Why Are There Many Different Types of Spark Plugs?
Spark plugs need 5,000 to 40,000 volts from the ignition coil before a spark will jump across its electrode gap. It takes a lot of volts to push the spark across the gap because air doesn’t conduct electricity unless it is ionized first. The spark jumps from center electrode to side ground electrode.
The reason why a plug fires from center electrode to side ground electrode, instead of vice versa, is because it’s easier for a spark to originate at a hot electrode than a cooler one. The center electrode runs much hotter than the side electrode because the center electrode is encased in ceramic (a good insulator of heat as well as electricity). This slows down heat transfer from center electrode to cylinder head.
If ignition polarity is reversed, it can take up to 40% more firing voltage to send the spark from ground electrode to center electrode. The result can be misfiring under load and poor engine performance.
Keeping the center electrode hot also helps burn off fuel and oil deposits that form on the insulator tip. Deposits can conduct voltage away from the gap causing the plug to misfire, so keeping the center electrode hot helps prevent fouling.
If the plug is too hot for the application, it can become a source of pre-ignition. If the plug is too cold, it can experience fouling problems. The operating temperature of a spark plug depends on a number of variables. The two most influential are cylinder head temperature and the relative richness or leanness of the fuel mixture. Given such variables, it is impossible to have a single spark plug that would work well in every application, even if thread sizes and reach were standardized.
Heat range is determined by several design features, one of which is the distance heat must travel from center electrode tip to the plug’s shell. A plug with a short ceramic insulator between electrode tip and shell runs cooler than one with a long nose insulator.
A cold plug is good for high speed, high load operation because it sheds heat quickly and is less likely to overheat and cause pre-ignition. Colder heat ranges are used most often in high performance and turbocharged engines.
For short-trip, stop-and-go driving, a cold plug may not run hot enough to keep itself clean. A hotter heat range plug may be needed to resist fouling. For sustained high speed or high load running, a hotter plug may become too hot and cause preignition. The trick is to use a plug hot enough to prevent fouling yet cold enough so there is no danger of pre-ignition.
One way to extend or broaden the heat range of a spark plug is to extend the tip of the plug further into the combustion chamber. The longer insulator makes the tip run hotter for better self-cleaning at low speeds and light loads. It also exposes the tip to more of the incoming air/fuel mixture, keeping it from overheating at high speeds and loads. An extended tip spark plug typically has a much broader heat range than a standard spark plug.
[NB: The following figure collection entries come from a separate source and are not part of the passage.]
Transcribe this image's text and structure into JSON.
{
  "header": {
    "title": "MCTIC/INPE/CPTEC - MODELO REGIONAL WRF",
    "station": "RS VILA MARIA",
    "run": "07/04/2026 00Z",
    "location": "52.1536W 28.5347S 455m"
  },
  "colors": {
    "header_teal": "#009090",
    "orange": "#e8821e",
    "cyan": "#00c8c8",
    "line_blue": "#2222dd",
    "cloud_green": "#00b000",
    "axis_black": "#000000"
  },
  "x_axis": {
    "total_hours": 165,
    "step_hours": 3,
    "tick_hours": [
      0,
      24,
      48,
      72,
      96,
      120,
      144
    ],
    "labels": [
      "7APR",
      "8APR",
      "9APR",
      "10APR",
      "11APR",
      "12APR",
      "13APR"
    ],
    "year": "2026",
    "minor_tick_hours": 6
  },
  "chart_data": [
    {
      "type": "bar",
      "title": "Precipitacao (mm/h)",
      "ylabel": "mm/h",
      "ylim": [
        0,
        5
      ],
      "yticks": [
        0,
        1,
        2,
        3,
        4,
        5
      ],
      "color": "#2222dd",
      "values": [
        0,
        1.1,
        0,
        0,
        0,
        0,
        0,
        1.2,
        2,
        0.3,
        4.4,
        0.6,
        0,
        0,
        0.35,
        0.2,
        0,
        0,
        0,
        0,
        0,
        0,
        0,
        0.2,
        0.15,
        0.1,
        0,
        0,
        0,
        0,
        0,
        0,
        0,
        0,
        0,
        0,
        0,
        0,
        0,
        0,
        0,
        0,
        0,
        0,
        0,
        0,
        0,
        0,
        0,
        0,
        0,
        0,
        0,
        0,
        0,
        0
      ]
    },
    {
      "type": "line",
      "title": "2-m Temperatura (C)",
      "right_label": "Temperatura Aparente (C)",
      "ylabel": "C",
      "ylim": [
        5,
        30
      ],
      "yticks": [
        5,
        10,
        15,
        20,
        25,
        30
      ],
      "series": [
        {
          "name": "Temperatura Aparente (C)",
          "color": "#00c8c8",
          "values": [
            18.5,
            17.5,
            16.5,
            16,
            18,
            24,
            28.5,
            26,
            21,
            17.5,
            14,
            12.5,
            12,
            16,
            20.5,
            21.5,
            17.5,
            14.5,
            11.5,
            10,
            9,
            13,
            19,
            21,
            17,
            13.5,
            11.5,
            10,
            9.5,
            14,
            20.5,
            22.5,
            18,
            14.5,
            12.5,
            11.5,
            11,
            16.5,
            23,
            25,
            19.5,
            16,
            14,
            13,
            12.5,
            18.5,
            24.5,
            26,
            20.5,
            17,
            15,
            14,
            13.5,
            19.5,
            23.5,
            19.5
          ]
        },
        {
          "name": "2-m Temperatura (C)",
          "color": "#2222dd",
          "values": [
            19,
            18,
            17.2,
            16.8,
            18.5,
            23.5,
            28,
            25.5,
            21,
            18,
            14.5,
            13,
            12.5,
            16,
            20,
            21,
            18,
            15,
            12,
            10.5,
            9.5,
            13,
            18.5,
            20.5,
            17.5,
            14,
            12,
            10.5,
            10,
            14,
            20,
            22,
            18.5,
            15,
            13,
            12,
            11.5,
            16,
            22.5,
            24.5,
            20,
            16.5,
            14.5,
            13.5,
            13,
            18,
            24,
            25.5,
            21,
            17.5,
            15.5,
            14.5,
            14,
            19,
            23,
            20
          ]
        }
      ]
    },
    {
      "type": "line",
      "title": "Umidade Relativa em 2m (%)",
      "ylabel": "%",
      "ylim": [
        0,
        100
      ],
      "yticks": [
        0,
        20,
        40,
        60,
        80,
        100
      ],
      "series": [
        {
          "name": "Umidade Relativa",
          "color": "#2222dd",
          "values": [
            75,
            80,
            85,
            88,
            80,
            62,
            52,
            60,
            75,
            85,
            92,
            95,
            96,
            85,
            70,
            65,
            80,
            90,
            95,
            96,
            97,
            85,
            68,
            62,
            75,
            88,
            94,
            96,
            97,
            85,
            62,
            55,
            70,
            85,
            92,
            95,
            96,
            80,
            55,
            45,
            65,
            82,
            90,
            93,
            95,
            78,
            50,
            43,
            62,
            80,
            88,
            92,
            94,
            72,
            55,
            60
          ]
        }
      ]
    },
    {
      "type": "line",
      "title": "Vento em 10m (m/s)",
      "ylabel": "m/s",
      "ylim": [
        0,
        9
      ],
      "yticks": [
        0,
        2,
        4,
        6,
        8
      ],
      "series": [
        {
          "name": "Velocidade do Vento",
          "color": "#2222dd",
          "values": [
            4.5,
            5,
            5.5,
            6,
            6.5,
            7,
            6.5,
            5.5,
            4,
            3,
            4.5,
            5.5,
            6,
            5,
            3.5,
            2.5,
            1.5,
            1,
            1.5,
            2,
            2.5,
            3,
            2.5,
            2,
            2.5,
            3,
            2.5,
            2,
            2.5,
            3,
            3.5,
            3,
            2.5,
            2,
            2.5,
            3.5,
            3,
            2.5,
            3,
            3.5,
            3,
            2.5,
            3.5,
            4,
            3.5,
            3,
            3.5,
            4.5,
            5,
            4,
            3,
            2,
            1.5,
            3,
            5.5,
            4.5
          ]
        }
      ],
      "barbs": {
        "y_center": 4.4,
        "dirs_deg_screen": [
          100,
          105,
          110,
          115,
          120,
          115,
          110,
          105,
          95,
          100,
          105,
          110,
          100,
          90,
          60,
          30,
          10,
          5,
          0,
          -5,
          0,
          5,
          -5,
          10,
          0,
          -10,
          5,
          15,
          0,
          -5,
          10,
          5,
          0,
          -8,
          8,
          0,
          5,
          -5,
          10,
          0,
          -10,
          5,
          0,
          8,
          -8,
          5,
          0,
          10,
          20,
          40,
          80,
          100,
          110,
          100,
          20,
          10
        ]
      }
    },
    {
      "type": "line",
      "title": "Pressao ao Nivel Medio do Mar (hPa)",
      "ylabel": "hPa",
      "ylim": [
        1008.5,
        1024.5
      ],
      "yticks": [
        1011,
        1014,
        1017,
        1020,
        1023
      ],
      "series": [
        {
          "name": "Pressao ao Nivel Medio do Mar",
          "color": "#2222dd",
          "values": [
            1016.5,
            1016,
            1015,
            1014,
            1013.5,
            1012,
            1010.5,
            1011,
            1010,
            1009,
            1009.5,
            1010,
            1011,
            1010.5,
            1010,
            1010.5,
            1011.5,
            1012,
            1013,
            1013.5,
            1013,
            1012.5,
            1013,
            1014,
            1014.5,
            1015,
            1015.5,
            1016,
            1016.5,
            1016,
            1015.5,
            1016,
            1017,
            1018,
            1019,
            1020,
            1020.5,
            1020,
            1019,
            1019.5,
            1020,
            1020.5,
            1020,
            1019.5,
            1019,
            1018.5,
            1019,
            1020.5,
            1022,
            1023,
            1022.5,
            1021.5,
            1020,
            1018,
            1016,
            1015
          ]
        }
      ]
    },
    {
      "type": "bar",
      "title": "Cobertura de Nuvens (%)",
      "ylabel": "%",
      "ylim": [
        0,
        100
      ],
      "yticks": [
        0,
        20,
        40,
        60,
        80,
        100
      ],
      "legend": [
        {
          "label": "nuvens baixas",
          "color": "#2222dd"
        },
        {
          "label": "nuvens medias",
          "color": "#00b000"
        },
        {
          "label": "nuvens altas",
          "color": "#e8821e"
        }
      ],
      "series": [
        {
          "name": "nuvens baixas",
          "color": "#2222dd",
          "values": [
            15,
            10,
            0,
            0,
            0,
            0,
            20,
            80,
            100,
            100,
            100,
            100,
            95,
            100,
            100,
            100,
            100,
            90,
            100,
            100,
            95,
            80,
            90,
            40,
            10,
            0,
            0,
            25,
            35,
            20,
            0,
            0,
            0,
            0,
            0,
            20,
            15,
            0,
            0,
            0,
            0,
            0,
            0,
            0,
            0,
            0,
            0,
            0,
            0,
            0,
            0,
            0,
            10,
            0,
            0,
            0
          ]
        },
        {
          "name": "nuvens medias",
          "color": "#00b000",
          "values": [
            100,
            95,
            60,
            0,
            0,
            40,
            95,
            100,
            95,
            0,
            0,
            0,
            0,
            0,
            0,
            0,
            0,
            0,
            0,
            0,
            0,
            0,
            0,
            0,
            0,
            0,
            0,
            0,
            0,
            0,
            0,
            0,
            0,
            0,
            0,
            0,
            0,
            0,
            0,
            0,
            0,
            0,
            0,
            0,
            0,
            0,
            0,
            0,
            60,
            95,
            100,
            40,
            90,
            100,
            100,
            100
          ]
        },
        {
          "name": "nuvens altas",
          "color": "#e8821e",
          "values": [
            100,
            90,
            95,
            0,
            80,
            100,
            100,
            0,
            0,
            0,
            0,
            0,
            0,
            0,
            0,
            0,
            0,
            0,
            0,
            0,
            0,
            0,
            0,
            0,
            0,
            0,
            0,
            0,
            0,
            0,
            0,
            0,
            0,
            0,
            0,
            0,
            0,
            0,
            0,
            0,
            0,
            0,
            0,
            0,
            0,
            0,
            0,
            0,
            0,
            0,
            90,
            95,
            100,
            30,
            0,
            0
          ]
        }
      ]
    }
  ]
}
Another way to increase heat range is to use a center electrode with a copper core. Copper is an excellent conductor of both heat and electricity. With a copper core center electrode, heat is carried away from the plug tip through the electrode during high speed, high load operation. This allows the plug to dissipate heat more quickly like a colder plug, yet stay hot enough to burn off fouling deposits.
Because of the increased heat range copper core plugs offer, one plug can be used in applications formerly requiring several different plugs with narrower heat ranges.
The use of a platinum or gold palladium center electrode is another design innovation that improves fouling resistance while greatly extending plug life. The special alloy at the tip of the center electrode is more wear and corrosion resistant than standard electrode metal. It allows the use of a longer insulator, helping plugs reach a self-cleaning temperature of 750 degrees F in only a few seconds.
Spark plug manufacturers avoid making specific mileage claims for such premium plugs, but many experts say the plugs will often last up to 60,000 miles. Other benefits include better cold starting, less cold fouling, and improved operation during both stop-and-go and highway driving. These plugs are considerably more expensive than standard plugs.